Residents also refer the ticks to the health section, and they have these small classes or family members. In 2017 and 2018, there were two shocks found in Halton from positive human sources for Lyme disease each year.
The health department monitors Lyme disease cases in Halton residents, and 44 laboratory reports were reported to Lyme officials in relation to Lyme disease testing in 2018. Of these, 10 were classified as declared cases and two cases where the disease was likely.
Two of the certified cases in Halton were found to have Lyme disease, with the remainder coming from elsewhere in Ontario and beyond, including the state of New York and Europe.
Halton's new estimated risk status for local residents living with Lyme's disease, such as Jodi Stansfield, is more aware than most that the population of declining ticks is growing in Ontario.
Georgetown's wife has been tackling serious bacterial infection for ten years. She worked as a high school teacher when she started severe dizziness – doctors got up to an inner ear viral infection. As headache, severity, fatigue and fatigue began, Stansfield began to work in the months and years afterwards, and eventually had to leave her job and stop driving.
"By this time I was sleeping 18 hours a day, and I was so painful," she says. "My mom moved in to help us raise our daughter.
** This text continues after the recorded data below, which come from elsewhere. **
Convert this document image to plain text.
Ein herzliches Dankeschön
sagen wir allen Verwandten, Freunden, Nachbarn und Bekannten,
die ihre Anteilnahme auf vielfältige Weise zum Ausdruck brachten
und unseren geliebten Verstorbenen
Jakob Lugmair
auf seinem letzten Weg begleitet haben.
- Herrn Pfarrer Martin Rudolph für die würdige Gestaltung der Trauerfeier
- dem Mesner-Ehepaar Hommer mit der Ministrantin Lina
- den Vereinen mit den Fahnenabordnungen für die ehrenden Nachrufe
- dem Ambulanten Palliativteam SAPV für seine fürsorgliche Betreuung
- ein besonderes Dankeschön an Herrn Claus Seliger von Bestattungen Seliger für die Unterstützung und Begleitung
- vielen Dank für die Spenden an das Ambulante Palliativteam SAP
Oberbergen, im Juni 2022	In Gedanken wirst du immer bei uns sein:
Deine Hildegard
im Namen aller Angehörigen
I was told that I would be in a wheelchair for the rest of my life."
Stansfield saw over 30 specialists over a 5½ year period before he received a diagnosis of Lyme disease – a conclusion reached by travel to the United States for testing after negative tests in Canada resulted in negative results.
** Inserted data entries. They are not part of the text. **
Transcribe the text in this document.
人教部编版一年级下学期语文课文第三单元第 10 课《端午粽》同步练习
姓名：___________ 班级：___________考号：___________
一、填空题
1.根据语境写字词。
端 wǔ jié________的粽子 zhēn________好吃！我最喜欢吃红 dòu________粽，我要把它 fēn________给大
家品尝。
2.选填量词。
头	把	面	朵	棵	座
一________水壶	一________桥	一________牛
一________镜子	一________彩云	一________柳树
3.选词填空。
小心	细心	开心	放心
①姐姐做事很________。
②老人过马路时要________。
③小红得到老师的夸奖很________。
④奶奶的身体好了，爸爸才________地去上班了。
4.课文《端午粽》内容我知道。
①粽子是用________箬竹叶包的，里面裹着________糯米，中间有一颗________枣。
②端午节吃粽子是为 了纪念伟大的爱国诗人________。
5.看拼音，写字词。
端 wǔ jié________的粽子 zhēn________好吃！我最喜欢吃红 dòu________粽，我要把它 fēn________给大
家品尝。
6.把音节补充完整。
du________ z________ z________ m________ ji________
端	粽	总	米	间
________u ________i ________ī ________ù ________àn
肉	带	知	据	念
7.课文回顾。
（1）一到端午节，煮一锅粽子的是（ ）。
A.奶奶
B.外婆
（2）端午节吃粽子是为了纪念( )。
"We were celebrating because we were happy to get a reply," she reminded. "But we didn't realize that this was a whole new battle."
Many co-infections can come with Lyme disease, and Stansfield was also diagnosed with fever and viral infection at Babesia, Bartonella, Ehrlichia, Rocky Mountain.
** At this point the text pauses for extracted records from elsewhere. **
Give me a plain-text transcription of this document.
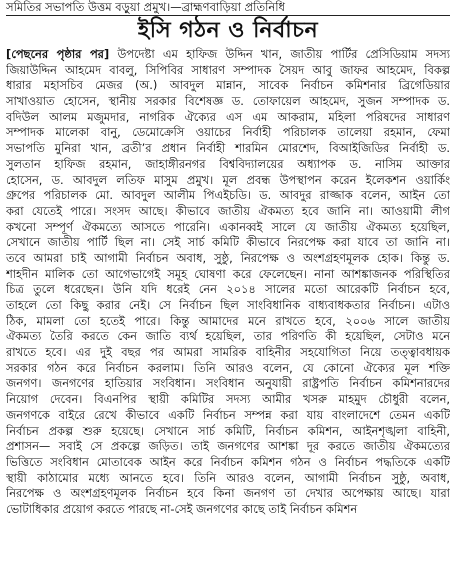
সমিতির সভাপতি উত্তম বড়ুয়া প্রমুখ।—ব্রাহ্মণবাড়িয়া প্রতিনিধি
ইসি গঠন ও নির্বাচন
[পেছনের পৃষ্ঠার পর] উপদেষ্টা এম হাফিজ উদ্দিন খান, জাতীয় পার্টির প্রেসিডিয়াম সদস্য
জিয়াউদ্দিন আহমেদ বাবলু, সিপিবির সাধারণ সম্পাদক সৈয়দ আবু জাফর আহমেদ, বিকল্প
ধারার মহাসচিব মেজর (অ.) আবদুল মান্নান, সাবেক নির্বাচন কমিশনার ব্রিগেডিয়ার
সাখাওয়াত হোসেন, স্থানীয় সরকার বিশেষজ্ঞ ড. তোফায়েল আহমেদ, সুজন সম্পাদক ড.
বদিউল আলম মজুমদার, নাগরিক ঐক্যের এস এম আকরাম, মহিলা পরিষদের সাধারণ
সম্পাদক মালেকা বানু, ডেমোক্রেসি ওয়াচের নির্বাহী পরিচালক তালেয়া রহমান, ফেমা
সভাপতি মুনিরা খান, ব্রতী’র প্রধান নির্বাহী শারমিন মোরশেদ, বিআইজিডির নির্বাহী ড.
সুলতান হাফিজ রহমান, জাহাঙ্গীরনগর বিশ্ববিদ্যালয়ের অধ্যাপক ড. নাসিম আক্তার
হোসেন, ড. আবদুল লতিফ মাসুম প্রমুখ। মূল প্রবন্ধ উপস্থাপন করেন ইলেকশন ওয়ার্কিং
গ্রুপের পরিচালক মো. আবদুল আলীম পিএইচডি। ড. আবদুর রাজ্জাক বলেন, আইন তো
করা যেতেই পারে। সংসদ আছে। কীভাবে জাতীয় ঐকমত্য হবে জানি না। আওয়ামী লীগ
কখনো সম্পূর্ণ ঐকমত্যে আসতে পারেনি। একানব্বই সালে যে জাতীয় ঐকমত্য হয়েছিল,
সেখানে জাতীয় পার্টি ছিল না। সেই সার্চ কমিটি কীভাবে নিরপেক্ষ করা যাবে তা জানি না।
তবে আমরা চাই আগামী নির্বাচন অবাধ, সুষ্ঠু, নিরপেক্ষ ও অংশগ্রহণমূলক হোক। কিন্তু ড.
শাহদীন মালিক তো আগেভাগেই সমূহ ঘোষণা করে ফেলেছেন। নানা আশঙ্কাজনক পরিস্থিতির
চিত্র তুলে ধরেছেন। উনি যদি ধরেই নেন ২০১৪ সালের মতো আরেকটি নির্বাচন হবে,
তাহলে তো কিছু করার নেই। সে নির্বাচন ছিল সাংবিধানিক বাধ্যবাধকতার নির্বাচন। এটাও
ঠিক, মামলা তো হতেই পারে। কিন্তু আমাদের মনে রাখতে হবে, ২০০৬ সালে জাতীয়
ঐকমত্য তৈরি করতে কেন জাতি ব্যর্থ হয়েছিল, তার পরিণতি কী হয়েছিল, সেটাও মনে
রাখতে হবে। এর দুই বছর পর আমরা সামরিক বাহিনীর সহযোগিতা নিয়ে তত্ত্বাবধায়ক
সরকার গঠন করে নির্বাচন করলাম। তিনি আরও বলেন, যে কোনো ঐক্যের মূল শক্তি
জনগণ। জনগণের হাতিয়ার সংবিধান। সংবিধান অনুযায়ী রাষ্ট্রপতি নির্বাচন কমিশনারদের
নিয়োগ দেবেন। বিএনপির স্থায়ী কমিটির সদস্য আমীর খসরু মাহমুদ চৌধুরী বলেন,
জনগণকে বাইরে রেখে কীভাবে একটি নির্বাচন সম্পন্ন করা যায় বাংলাদেশে তেমন একটি
নির্বাচন প্রকল্প শুরু হয়েছে। সেখানে সার্চ কমিটি, নির্বাচন কমিশন, আইনশৃঙ্খলা বাহিনী,
প্রশাসন— সবাই সে প্রকল্পে জড়িত। তাই জনগণের আশঙ্কা দূর করতে জাতীয় ঐকমত্যের
ভিত্তিতে সংবিধান মোতাবেক আইন করে নির্বাচন কমিশন গঠন ও নির্বাচন পদ্ধতিকে একটি
স্থায়ী কাঠামোর মধ্যে আনতে হবে। তিনি আরও বলেন, আগামী নির্বাচন সুষ্ঠু, অবাধ,
নিরপেক্ষ ও অংশগ্রহণমূলক নির্বাচন হবে কিনা জনগণ তা দেখার অপেক্ষায় আছে। যারা
ভোটাধিকার প্রয়োগ করতে পারছে না-সেই জনগণের কাছে তাই নির্বাচন কমিশন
The local woman had been on dose antibiotics since July 2014 to treat the disease, as well as anti-malaria drugs and a long list of medicines and prescription supplements. Overall, she takes 45 pills each day to tackle Lyme's disease, joint infections and their catastrophic effects.
But there is light at the end of the tunnel for Stansfield. With treatment, she is slowly getting better.
"I have much less pain, and look back driving again," she says. "Fatigue and brain fog are still the biggest challenges I have. Many sleep. But when I control those people, I look forward to getting back to work."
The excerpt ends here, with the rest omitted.